Questo articolo è stato pubblicato il 20 aprile 2012 alle ore 05:59.
L'ultima modifica è del 20 aprile 2012 alle ore 03:33.
Peanuts today may be better than a golden egg who knows when. But companies aren’t crying for money from that reluctant payer that is the public administration—they’re crying for measures to get the recovery started.
As Giulio Tremonti pointed out, GDP doesn’t increase by executive order. Not even Stalin was able to generate growth through his ukases, noted the former finance minister. He isn’t wrong. But getting from there to believing, and making others believe, that the state is impotent in facing an economy in recession is a long shot. Maybe the dispute over Article 18 has made us forget those fault lines that define the cage of the Italian economy: the qualitative and quantitative aspects—quality of the system of production, quantity of limitations—that make the Italian economy the hostage of a small minority.
Growth is obtained through human capital: education, research, innovation. When a dispirited Fabrizio Barca, head of the Department for Development Policies in Italy's Ministry of Economy and Finance, says that the brain drain—the fact that our best young people leave Italy—is understandable considering the conditions of our universities and funding for researchers, he is stating a sad truth. But the rules that determine this situation can be changed, often without incurring any extra costs.
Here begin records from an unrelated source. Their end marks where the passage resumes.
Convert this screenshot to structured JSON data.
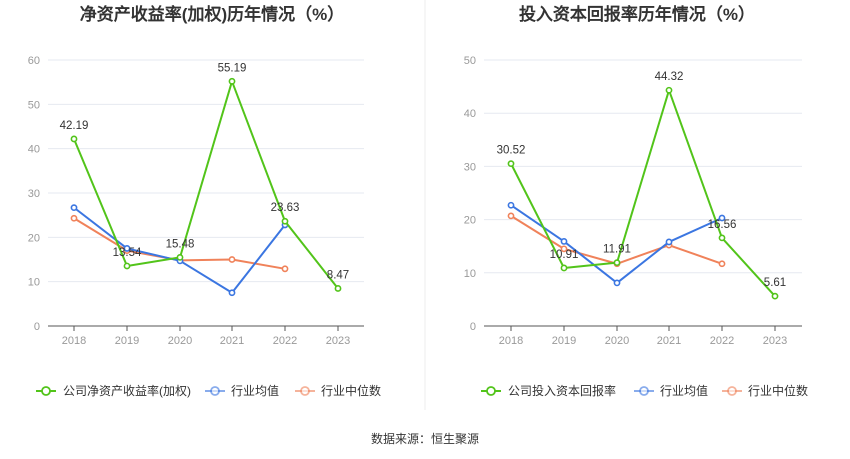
{
  "colors": {
    "company": "#52c41a",
    "industry_avg": "#3b76e1",
    "industry_median": "#f0825a",
    "grid": "#e6e9f0",
    "axis": "#555555"
  },
  "source_text": "数据来源：恒生聚源",
  "chart_data": [
    {
      "type": "line",
      "title": "净资产收益率(加权)历年情况（%）",
      "categories": [
        "2018",
        "2019",
        "2020",
        "2021",
        "2022",
        "2023"
      ],
      "ylim": [
        0,
        60
      ],
      "yticks": [
        0,
        10,
        20,
        30,
        40,
        50,
        60
      ],
      "grid": true,
      "legend_position": "bottom",
      "series": [
        {
          "name": "公司净资产收益率(加权)",
          "key": "company",
          "values": [
            42.19,
            13.54,
            15.48,
            55.19,
            23.63,
            8.47
          ],
          "labels": [
            "42.19",
            "13.54",
            "15.48",
            "55.19",
            "23.63",
            "8.47"
          ]
        },
        {
          "name": "行业均值",
          "key": "industry_avg",
          "values": [
            26.7,
            17.5,
            14.7,
            7.5,
            22.8,
            null
          ]
        },
        {
          "name": "行业中位数",
          "key": "industry_median",
          "values": [
            24.3,
            17.0,
            14.8,
            15.0,
            12.9,
            null
          ]
        }
      ]
    },
    {
      "type": "line",
      "title": "投入资本回报率历年情况（%）",
      "categories": [
        "2018",
        "2019",
        "2020",
        "2021",
        "2022",
        "2023"
      ],
      "ylim": [
        0,
        50
      ],
      "yticks": [
        0,
        10,
        20,
        30,
        40,
        50
      ],
      "grid": true,
      "legend_position": "bottom",
      "series": [
        {
          "name": "公司投入资本回报率",
          "key": "company",
          "values": [
            30.52,
            10.91,
            11.91,
            44.32,
            16.56,
            5.61
          ],
          "labels": [
            "30.52",
            "10.91",
            "11.91",
            "44.32",
            "16.56",
            "5.61"
          ]
        },
        {
          "name": "行业均值",
          "key": "industry_avg",
          "values": [
            22.7,
            15.9,
            8.1,
            15.8,
            20.3,
            null
          ]
        },
        {
          "name": "行业中位数",
          "key": "industry_median",
          "values": [
            20.7,
            14.5,
            11.7,
            15.2,
            11.7,
            null
          ]
        }
      ]
    }
  ]
}
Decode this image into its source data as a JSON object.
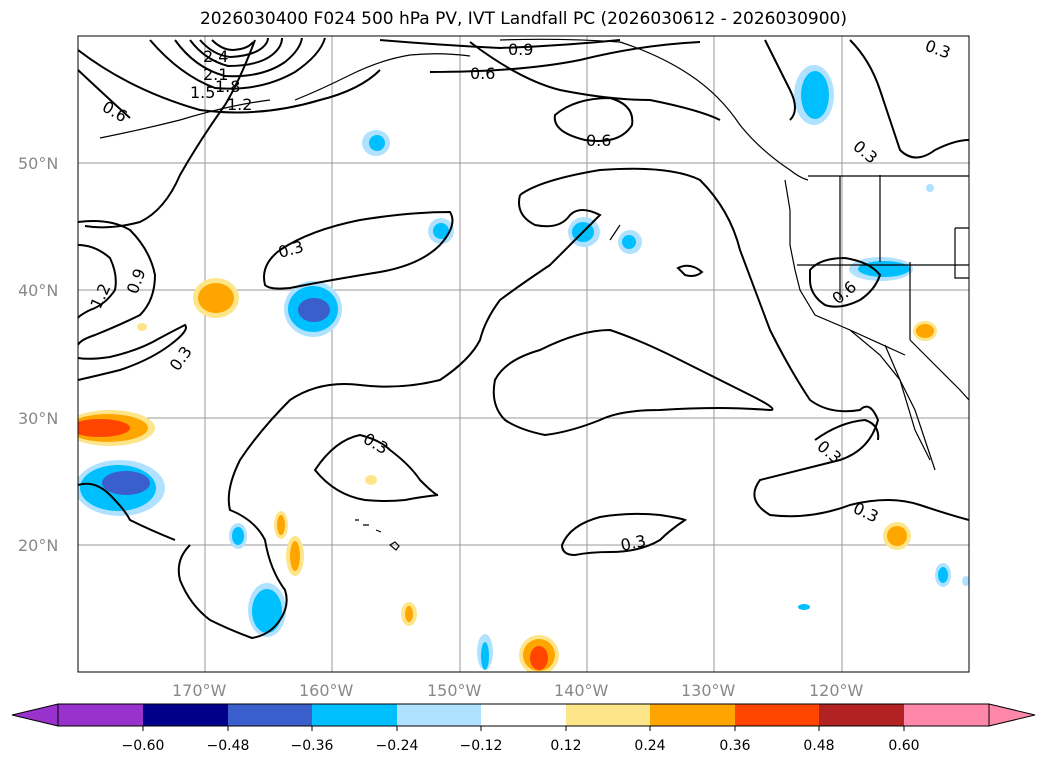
{
  "title": "2026030400 F024 500 hPa PV, IVT Landfall PC (2026030612 - 2026030900)",
  "axes": {
    "lat_labels": [
      "50°N",
      "40°N",
      "30°N",
      "20°N"
    ],
    "lon_labels": [
      "170°W",
      "160°W",
      "150°W",
      "140°W",
      "130°W",
      "120°W"
    ]
  },
  "contour_labels": [
    "2.4",
    "2.1",
    "1.8",
    "1.5",
    "1.2",
    "0.6",
    "0.9",
    "0.6",
    "0.3",
    "0.6",
    "0.3",
    "0.3",
    "0.9",
    "1.2",
    "0.3",
    "0.3",
    "0.3",
    "0.3",
    "0.6",
    "0.3"
  ],
  "colorbar": {
    "ticks": [
      "−0.60",
      "−0.48",
      "−0.36",
      "−0.24",
      "−0.12",
      "0.12",
      "0.24",
      "0.36",
      "0.48",
      "0.60"
    ],
    "colors": [
      "#9932cc",
      "#00008b",
      "#3a5fcd",
      "#00bfff",
      "#b0e2ff",
      "#ffffff",
      "#fde68a",
      "#ffa500",
      "#ff4500",
      "#b22222",
      "#ff88aa"
    ]
  },
  "colors": {
    "blue_light": "#b0e2ff",
    "blue_mid": "#00bfff",
    "blue_dark": "#3a5fcd",
    "orange_light": "#fde68a",
    "orange_mid": "#ffa500",
    "orange_dark": "#ff4500"
  }
}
Decades have passed since the economist Guido Carli denounced the “lacci e lacciuoli” (straps and laces) that restrain our economy. What has changed since? If you ask foreign investors what keeps them away from the Peninsula, they will answer that the biggest problems are the uncertainties and lags in obtaining authorizations. From the highways that have been blocked for over 10 years, to the mind-blowing affair of the natural-gas plants in Brindisi (the U.K.'s British Gas) and Trieste (Spain's Gas Natural Fenosa), to the permits denied for Ikea’s investments in Pisa and Turin, to the many other obstacles large and small that our companies know all too well, the litany of delays and vetoes is long and frustrating. A forlorn maze of overlapping functions, “service conferences” that do not work, single doors that become many, the perplexing red tape that multiplies these obstacles—all intricate knots still awaiting those who are competent enough to untie them.
In Italy, the so-called birthplace of law, the legal culture fishes in tanks full of rules and regulations and issues deferrals, delays, and appeals so as to create a course so slippery that it drowns the will to do and to innovate. The political parties create platforms; governments publicize their good intentions. But what is truly needed is something else. What is truly needed is a thorough and skillful study of all of the institutional and normative clots that beat down the creation of new initiatives, as well as the decision to change them (another low-cost reform)—even if that decision would mean using the sword with which Alexander the Great cut the Gordian Knot.